Cette doctrine a un point de commun avec celle de M. Broca : c’est de fixer à gauche le siège du désordre de la parole. Il s’ensuivrait que nous parlons à gauche, ce qui est une assertion très singulière, et surtout contraire à cette loi affirmée par tous les physiologistes, à savoir que les deux hémisphères, comme les deux yeux ou les deux oreilles, ont identiquement les mêmes fonctions et se suppléent mutuellement. Une localisation unilatérale serait donc un fait extrêmement remarquable ; et il y a déjà là une raison naturelle de défiance.
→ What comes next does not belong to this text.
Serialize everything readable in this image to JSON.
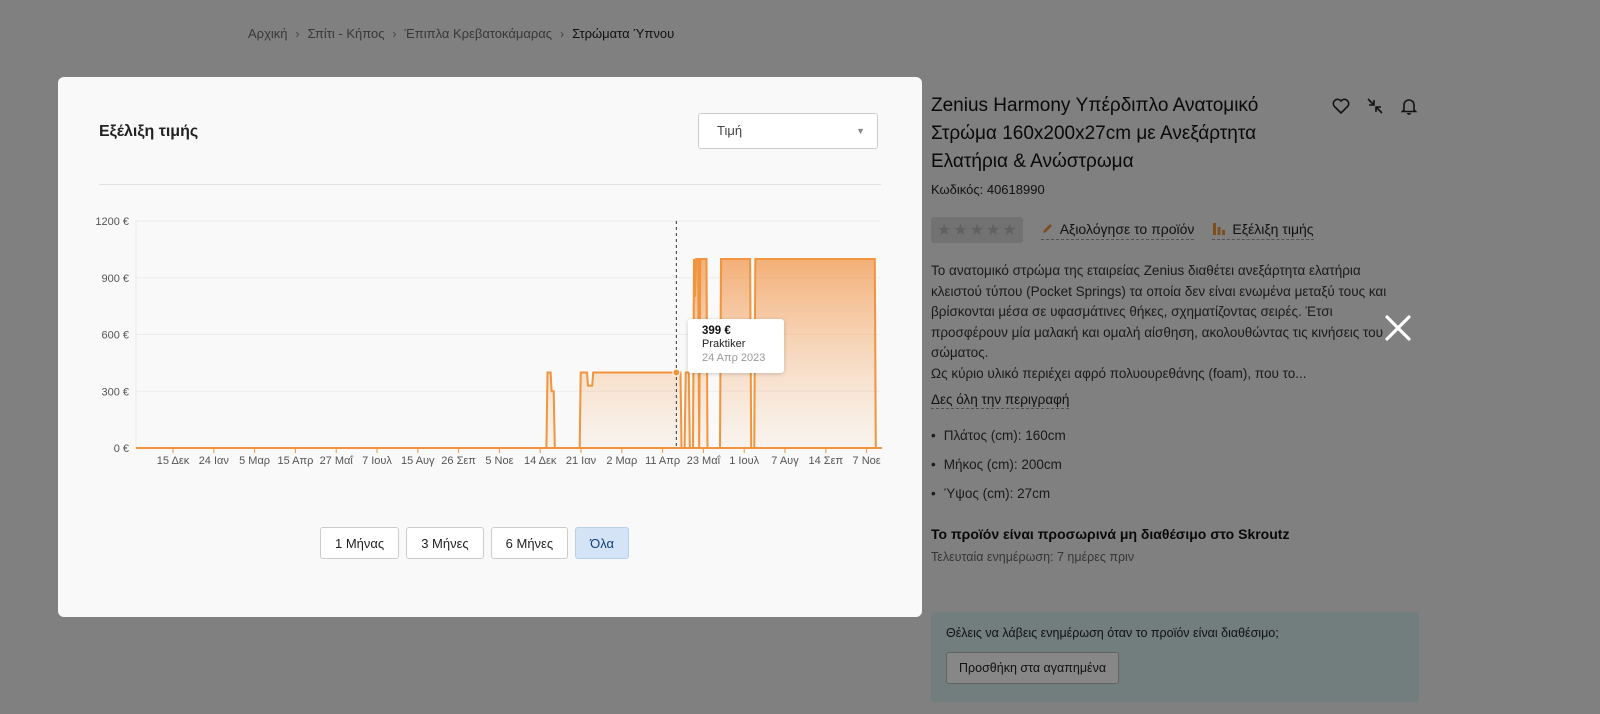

On a essayé de diminuer l’étrangeté de ce phénomène en faisant observer que nous n’opérons pas toutes les actions aussi aisément à droite qu’à gauche. Ainsi, la plupart des mouvements compliqués se font à droite : l’écriture, le dessin, l’escrime, la gravure, etc. Or, les mouvements à droite, comme on le sait, ont leur origine dans le cerveau gauche66. N’est-il pas possible qu’il en soit de même de la parole ? On peut même en donner une raison anatomique. Suivant Gratiolet, le développement des plis frontaux paraît se faire plus vite à gauche qu’à droite, tandis que l’inverse a lieu pour les plis des lobes occipitaux et sphénoïdaux67. Telles sont les raisons données par M. Baillarger pour affaiblir ce qu’il y aurait d’étrange dans la loi de M. Dax. M. Trousseau, de son côté, cite plusieurs exemples de maladies à gauche que l’on ne trouve point à droite, malgré le parallélisme des organes, par exemple, la névralgie intercostale.
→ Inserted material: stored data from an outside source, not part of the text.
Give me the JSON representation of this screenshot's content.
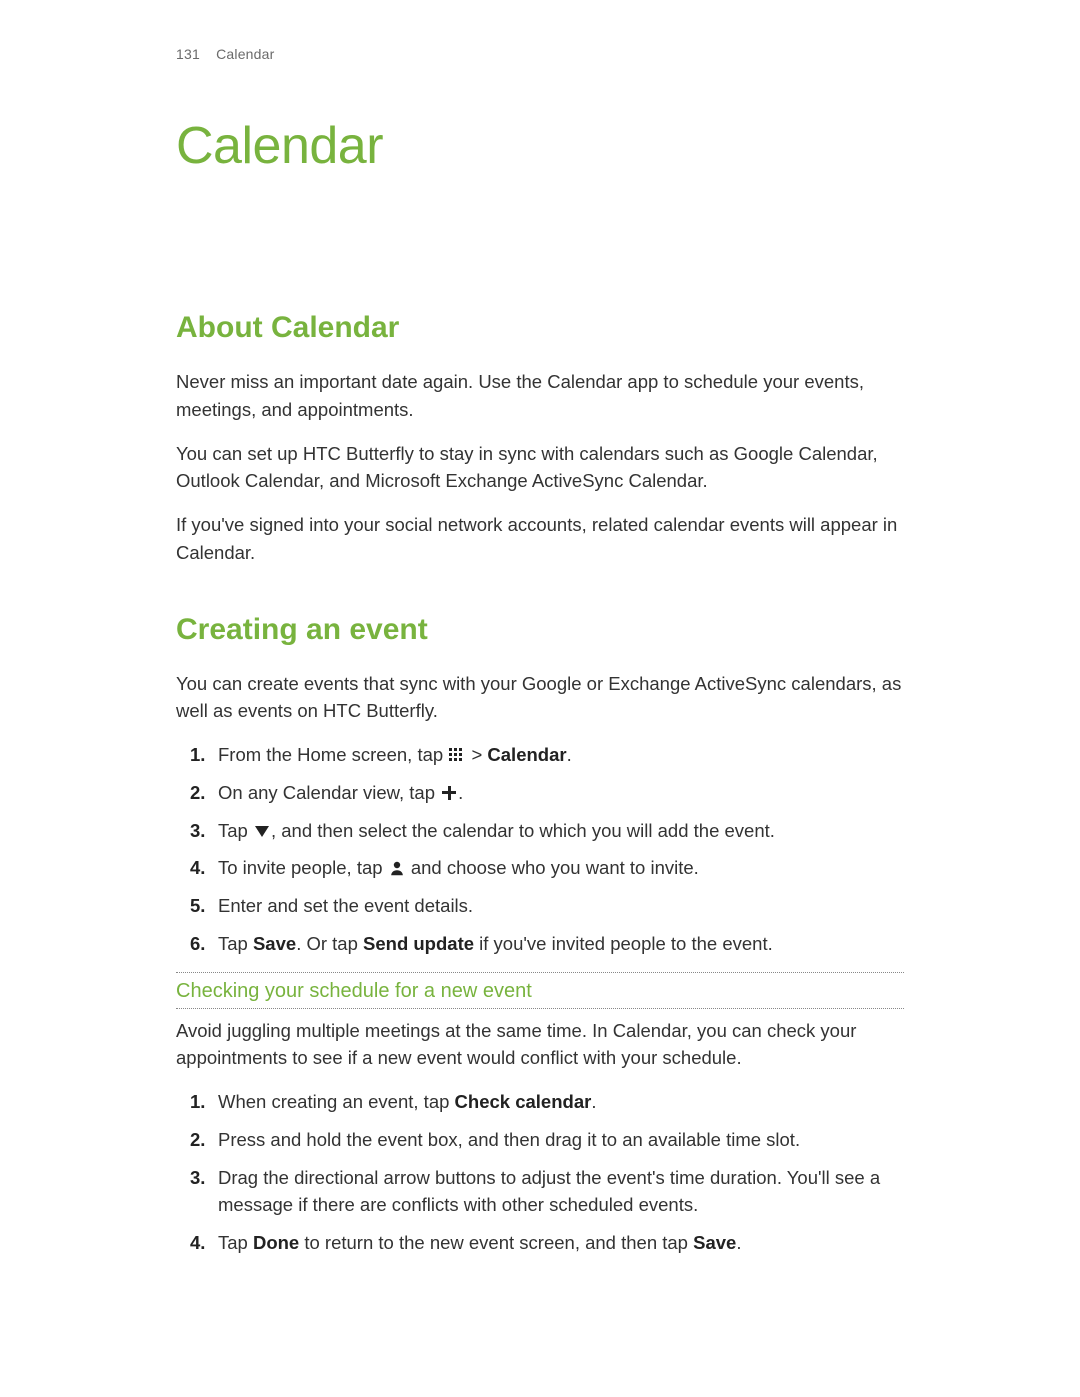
{
  "header": {
    "page_number": "131",
    "chapter": "Calendar"
  },
  "title": "Calendar",
  "sections": {
    "about": {
      "heading": "About Calendar",
      "p1": "Never miss an important date again. Use the Calendar app to schedule your events, meetings, and appointments.",
      "p2": "You can set up HTC Butterfly to stay in sync with calendars such as Google Calendar, Outlook Calendar, and Microsoft Exchange ActiveSync Calendar.",
      "p3": "If you've signed into your social network accounts, related calendar events will appear in Calendar."
    },
    "creating": {
      "heading": "Creating an event",
      "intro": "You can create events that sync with your Google or Exchange ActiveSync calendars, as well as events on HTC Butterfly.",
      "steps": {
        "s1": {
          "pre": "From the Home screen, tap ",
          "sep": " > ",
          "bold": "Calendar",
          "post": "."
        },
        "s2": {
          "pre": "On any Calendar view, tap ",
          "post": "."
        },
        "s3": {
          "pre": "Tap ",
          "post": ", and then select the calendar to which you will add the event."
        },
        "s4": {
          "pre": "To invite people, tap ",
          "post": " and choose who you want to invite."
        },
        "s5": "Enter and set the event details.",
        "s6": {
          "pre": "Tap ",
          "b1": "Save",
          "mid": ". Or tap ",
          "b2": "Send update",
          "post": " if you've invited people to the event."
        }
      }
    },
    "checking": {
      "heading": "Checking your schedule for a new event",
      "intro": "Avoid juggling multiple meetings at the same time. In Calendar, you can check your appointments to see if a new event would conflict with your schedule.",
      "steps": {
        "s1": {
          "pre": "When creating an event, tap ",
          "bold": "Check calendar",
          "post": "."
        },
        "s2": "Press and hold the event box, and then drag it to an available time slot.",
        "s3": "Drag the directional arrow buttons to adjust the event's time duration. You'll see a message if there are conflicts with other scheduled events.",
        "s4": {
          "pre": "Tap ",
          "b1": "Done",
          "mid": " to return to the new event screen, and then tap ",
          "b2": "Save",
          "post": "."
        }
      }
    }
  }
}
Les raisons à priori ne sont donc pas suffisantes pour faire rejeter l’hypothèse de M. Dax, si l’expérience lui est favorable. Or, il faut reconnaître que les présomptions heureuses sont ici beaucoup plus nombreuses que dans les cas précédents. D’après l’analyse de la question faite par M. Baillarger avec une grande précision et une grande impartialité, il se trouve que sur 165 cas d’aphasiques, il y en a 155 où l’aphasie est accompagnée d’hémiplégie à droite (signe, comme l’on sait, d’une lésion cérébrale à gauche). Au contraire, l’hémiplégie gauche n’a donné que dix cas d’aphasiques. On peut donc dire que la doctrine de M. Dax est appuyée jusqu’ici par l’expérience dans la proportion de 15 contre 168. Quant aux faits contraires, M. Baillarger nous dit qu’on pourrait les expliquer en disant que, pour le cerveau comme pour les mains, il y aurait des droitiers et des gauchers. La plupart des hommes parleraient par l’hémisphère gauche, et quelques-uns par l’hémisphère droit.
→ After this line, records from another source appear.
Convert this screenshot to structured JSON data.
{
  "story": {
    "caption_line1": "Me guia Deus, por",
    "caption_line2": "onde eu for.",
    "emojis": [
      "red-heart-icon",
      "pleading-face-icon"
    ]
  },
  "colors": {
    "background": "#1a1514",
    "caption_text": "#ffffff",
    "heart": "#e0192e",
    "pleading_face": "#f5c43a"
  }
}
J’admettrais volontiers cette explication, mais il me semble qu’elle détruit l’hypothèse, car il s’ensuivrait tout simplement que la localisation à gauche serait une localisation d’habitude, puisque le cerveau droit n’est pas absolument impropre chez quelques personnes à exercer cette fonction. Le cerveau, dans cette hypothèse, aurait donc en puissance les mêmes fonctions des deux côtés ; mais certaines circonstances détermineraient la partie gauche à certaines habitudes que n’aurait point le côté droit. Ce résultat, sans doute, s’il était établi, serait suffisamment intéressant par lui-même ; mais il ne prouverait pas une localisation naturelle et essentielle : car, en définitive, les deux mains ont les mêmes fonctions, quoique certaines actions soient plus commodes d’un côté que de l’autre.

En résumé, nous ne nous permettrons pas de rien conclure dans une question si neuve et si controversée. C’est un sujet à l’étude, et l’attention des médecins est éveillée de ce côté. S’il est juste de reconnaître que la théorie des localisations n’a pas dit encore son dernier mot, il est permis d’affirmer qu’elle n’a produit encore aucun résultat démonstratif et scientifiquement concluant. On a pu attribuer des sièges différents au mouvement, à la sensibilité, à l’intelligence, mais l’intelligence elle-même, et les facultés affectives, n’ont pas été réellement décomposées. La question est donc toujours en suspens, ou, pour mieux parler, l’unité du cerveau, comme organe d’intelligence et de sentiment, peut être considérée comme le fait le plus vraisemblable dans l’état actuel de la science.